# sweet and sour sauce question



## kentuckyhippie (May 29, 2004)

anyone have directions for making and canning the sweet and sour type sauce that the Chinese restaurants serve? I thought someone posted a recipe here in the past but I can't find it. thanks


----------



## JamieCatheryn (Feb 9, 2013)

This one looks good: 
http://www.sbcanning.com/2013/08/sweet-and-sour-sauce-im-never-buying.html


----------



## TerriLynn (Oct 10, 2009)

This is the recipe I use and can for my family, while they love it, I don't know how similar it to what is served in Chinese restaurants.

Sweet and Sour Sauce

3 cups diced or coarsely chopped red, yellow, or orange bell peppers
3/4 cup apple cider vinegar
1 box sure-jell (cheap pectin works ok in this recipe)
3 1/2 cups white sugar

Saute peppers in vinegar until peppers are soft

Measure sugar and set aside

Add sure-jell to peppers and vinegar , stir until boiling

Stir in sugar and bring to full rolling boil-boil for 1 min- stirring constantly

Ladle into 3 pint or 6 jelly jars

Process in boiling water bath for 15 min


----------



## Ziptie (May 16, 2013)

Cool recipe, never thought of doing this. 
One question can/t use the sure gel with citric acid.
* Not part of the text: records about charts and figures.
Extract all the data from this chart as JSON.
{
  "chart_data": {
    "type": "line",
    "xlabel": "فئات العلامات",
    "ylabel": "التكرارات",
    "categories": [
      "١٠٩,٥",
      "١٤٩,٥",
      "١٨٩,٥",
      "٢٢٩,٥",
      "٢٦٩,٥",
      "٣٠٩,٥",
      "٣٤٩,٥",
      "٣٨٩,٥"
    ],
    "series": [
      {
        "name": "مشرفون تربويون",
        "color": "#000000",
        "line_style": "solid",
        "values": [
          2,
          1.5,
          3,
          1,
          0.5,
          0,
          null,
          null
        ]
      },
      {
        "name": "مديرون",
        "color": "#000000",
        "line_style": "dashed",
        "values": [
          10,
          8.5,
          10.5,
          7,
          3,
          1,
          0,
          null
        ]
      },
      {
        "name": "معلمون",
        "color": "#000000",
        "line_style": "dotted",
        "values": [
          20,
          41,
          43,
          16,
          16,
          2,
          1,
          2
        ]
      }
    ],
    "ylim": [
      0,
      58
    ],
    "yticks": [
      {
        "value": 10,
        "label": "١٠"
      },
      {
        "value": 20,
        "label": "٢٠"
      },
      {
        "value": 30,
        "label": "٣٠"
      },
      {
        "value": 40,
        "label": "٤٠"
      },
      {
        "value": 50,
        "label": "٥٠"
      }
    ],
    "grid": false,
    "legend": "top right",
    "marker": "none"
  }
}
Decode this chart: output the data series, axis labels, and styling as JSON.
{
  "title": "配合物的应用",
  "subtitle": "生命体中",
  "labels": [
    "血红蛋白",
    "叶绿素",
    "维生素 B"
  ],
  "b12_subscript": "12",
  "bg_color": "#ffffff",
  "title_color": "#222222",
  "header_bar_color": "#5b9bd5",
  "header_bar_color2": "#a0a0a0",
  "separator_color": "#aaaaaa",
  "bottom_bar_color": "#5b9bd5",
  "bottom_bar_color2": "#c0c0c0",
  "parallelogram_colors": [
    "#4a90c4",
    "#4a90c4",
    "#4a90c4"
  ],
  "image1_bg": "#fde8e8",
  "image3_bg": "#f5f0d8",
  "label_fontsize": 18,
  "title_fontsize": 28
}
Do you guys think Ponoma pectin?


----------



## kentuckyhippie (May 29, 2004)

thank you, I am going to try both of these


----------



## farmrbrown (Jun 25, 2012)

I looked over both recipes and they're good, but.............if you try it and still get the feeling something is missing and you can't put your finger on it........try adding apricot, jelly or jam will work.
That will give the texture, taste and color that you get at the restaurants.
Everything else is spot on.

It's like adding a little horseradish to your honey mustard sauce.
The things that make you go "Ahhhhhhhh".


----------